Der letzte Satz schließlich ist Messiaens ganz eigenes Adagio for Strings, wobei Samuel Barber sein Streichquartett op. 11 wenig später, nämlich 1936, schrieb, und das daraus entnommene Adagio, das zu seinem populärsten Werk wurde, wiederum zwei Jahre später (1938) für Streichorchester arrangierte. Messiaens vierte Ascension-Meditation ist ein flirrendes, sphärisches Werk, ohne Kontrabässe. Vielleicht ist es nicht ganz geistesverwandt mit Barbers Stück, doch nutzen beide gekonnt die gesamte Bandbreite des Streicherklangs, jeder auf seine Weise.
Insgesamt ein spannender Abend, der ein aufmerksameres und respektvolleres Publikum verdient hätte.

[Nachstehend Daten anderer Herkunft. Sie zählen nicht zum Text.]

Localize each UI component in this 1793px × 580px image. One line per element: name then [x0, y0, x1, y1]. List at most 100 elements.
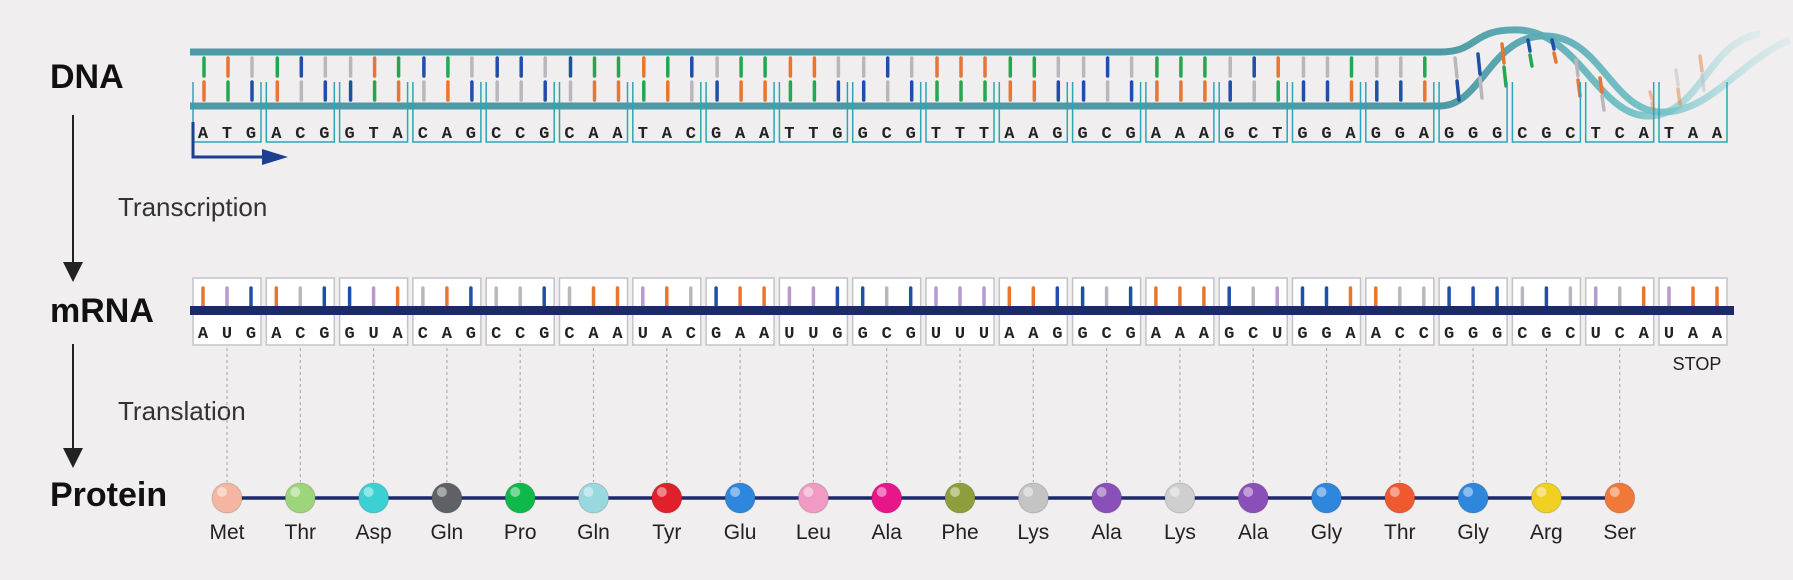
dna-helix-base [1698, 54, 1704, 73]
dna-base-letter: C [1565, 125, 1575, 144]
amino-acid-highlight [1536, 487, 1547, 497]
mrna-base-letter: G [1224, 325, 1234, 344]
dna-codon-box [1658, 82, 1728, 143]
dna-codon-box [338, 82, 409, 143]
dna-base-letter: T [368, 125, 378, 144]
dna-codon-box [1071, 82, 1142, 143]
amino-acid-highlight [1389, 487, 1400, 497]
amino-acid-bead [504, 482, 536, 514]
dna-base-letter: G [1224, 125, 1234, 144]
mrna-base-letter: A [271, 325, 282, 344]
amino-acid-label: Gly [1457, 521, 1489, 544]
dna-base-letter: G [466, 125, 476, 144]
dna-base-letter: A [1712, 125, 1723, 144]
amino-acid-bead [1237, 482, 1269, 514]
dna-helix-base [1700, 73, 1706, 92]
dna-codon-box [412, 82, 482, 143]
dna-codon-box [1291, 82, 1362, 143]
mrna-base-letter: G [1444, 325, 1454, 344]
mrna-base-letter: A [198, 325, 209, 344]
dna-base-letter: T [808, 125, 818, 144]
dna-base-letter: G [1077, 125, 1087, 144]
dna-base-letter: T [1272, 125, 1282, 144]
dna-codon-box [1584, 82, 1655, 143]
amino-acid-bead [1164, 482, 1196, 514]
amino-acid-bead [1530, 482, 1562, 514]
mrna-base-letter: A [662, 325, 673, 344]
amino-acid-bead [358, 482, 390, 514]
amino-acid-bead [651, 482, 683, 514]
dna-codon-box [192, 82, 262, 143]
amino-acid-highlight [290, 487, 301, 497]
amino-acid-label: Asp [356, 521, 392, 544]
amino-acid-label: Glu [724, 521, 757, 544]
dna-base-letter: A [1199, 125, 1210, 144]
dna-base-letter: C [564, 125, 574, 144]
dna-codon-box [558, 82, 629, 143]
dna-base-letter: G [832, 125, 842, 144]
dna-base-letter: A [392, 125, 403, 144]
mrna-base-letter: G [1297, 325, 1307, 344]
dna-helix-base [1502, 65, 1508, 88]
amino-acid-highlight [1463, 487, 1474, 497]
amino-acid-bead [797, 482, 829, 514]
amino-acid-bead [284, 482, 316, 514]
mrna-base-letter: C [882, 325, 892, 344]
mrna-base-letter: A [1151, 325, 1162, 344]
dna-base-letter: A [1639, 125, 1650, 144]
amino-acid-label: Gln [577, 521, 610, 544]
dna-helix-base [1453, 56, 1459, 79]
mrna-base-letter: A [1199, 325, 1210, 344]
mrna-base-letter: G [1468, 325, 1478, 344]
dna-base-letter: C [1248, 125, 1258, 144]
dna-helix-base [1500, 42, 1506, 65]
amino-acid-label: Lys [1017, 521, 1049, 544]
amino-acid-highlight [363, 487, 374, 497]
amino-acid-highlight [876, 487, 887, 497]
dna-base-letter: G [319, 125, 329, 144]
transcription-label: Transcription [118, 192, 268, 222]
mrna-base-letter: C [1615, 325, 1625, 344]
amino-acid-bead [1091, 482, 1123, 514]
dna-base-letter: C [882, 125, 892, 144]
amino-acid-bead [724, 482, 756, 514]
protein-chain-group: Met Thr Asp Gln Pro Gln Tyr Glu Leu Ala Phe Lys Ala L… [209, 348, 1636, 544]
start-arrow-head [262, 149, 288, 165]
dna-base-letter: A [1151, 125, 1162, 144]
dna-helix-base [1476, 52, 1482, 76]
amino-acid-bead [578, 482, 609, 514]
mrna-base-letter: C [515, 325, 525, 344]
dna-helix-base [1528, 53, 1534, 68]
dna-base-letter: G [1444, 125, 1454, 144]
mrna-base-letter: U [1664, 325, 1674, 344]
dna-base-letter: T [784, 125, 794, 144]
amino-acid-label: Ala [1238, 521, 1269, 544]
amino-acid-highlight [1316, 487, 1327, 497]
mrna-base-letter: A [1175, 325, 1186, 344]
mrna-base-letter: G [832, 325, 842, 344]
mrna-base-letter: C [564, 325, 574, 344]
mrna-base-letter: G [1321, 325, 1331, 344]
dna-codon-box [925, 82, 995, 143]
mrna-base-letter: U [979, 325, 989, 344]
amino-acid-highlight [217, 487, 227, 497]
dna-helix-base [1552, 51, 1558, 64]
dna-label: DNA [50, 58, 124, 96]
mrna-codon-box [998, 313, 1069, 346]
dna-base-letter: G [344, 125, 354, 144]
dna-base-letter: C [1101, 125, 1111, 144]
amino-acid-highlight [583, 487, 594, 497]
mrna-base-letter: C [1101, 325, 1111, 344]
amino-acid-highlight [730, 487, 741, 497]
dna-base-letter: A [1004, 125, 1015, 144]
dna-helix-base [1674, 68, 1680, 87]
mrna-base-letter: A [1028, 325, 1039, 344]
mrna-codon-box [925, 313, 995, 346]
dna-helix-base [1598, 76, 1604, 94]
mrna-base-letter: G [1125, 325, 1135, 344]
dna-base-letter: G [246, 125, 256, 144]
stop-codon-label: STOP [1673, 354, 1722, 374]
mrna-base-letter: U [222, 325, 232, 344]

Dr. Brian Cooper, 10. März 2023, für
klassik-begeistert.de und klassik-begeistert.at
Stravinsky, „The Rake’s Progress“, Barbara Hannigan, DVD-Besprechung
Lieber Herr Dr. Cooper,
wie schön, dass Sie dieses Konzert besuchen und so lebhaft davon berichten konnten. Es stand auch auf meiner Liste, hat sich dann aber mit einer Studienarbeit überschnitten. Deshalb danke, dass Sie mir immerhin einen Eindruck davon verschaffen konnten. Es klingt so, als hätte ich wirklich was verpasst.
Vielleicht sieht man sich aber schon am 20. oder 22.3. in Köln? Auch da sind wieder hochkarätige Gäste in der Stadt.
Daniel Janz
Lieber Herr Janz,
vielen Dank. Ich bin in der Tat am 20. beim CBSO. Wir können ja per Mail einen Treffpunkt ausmachen.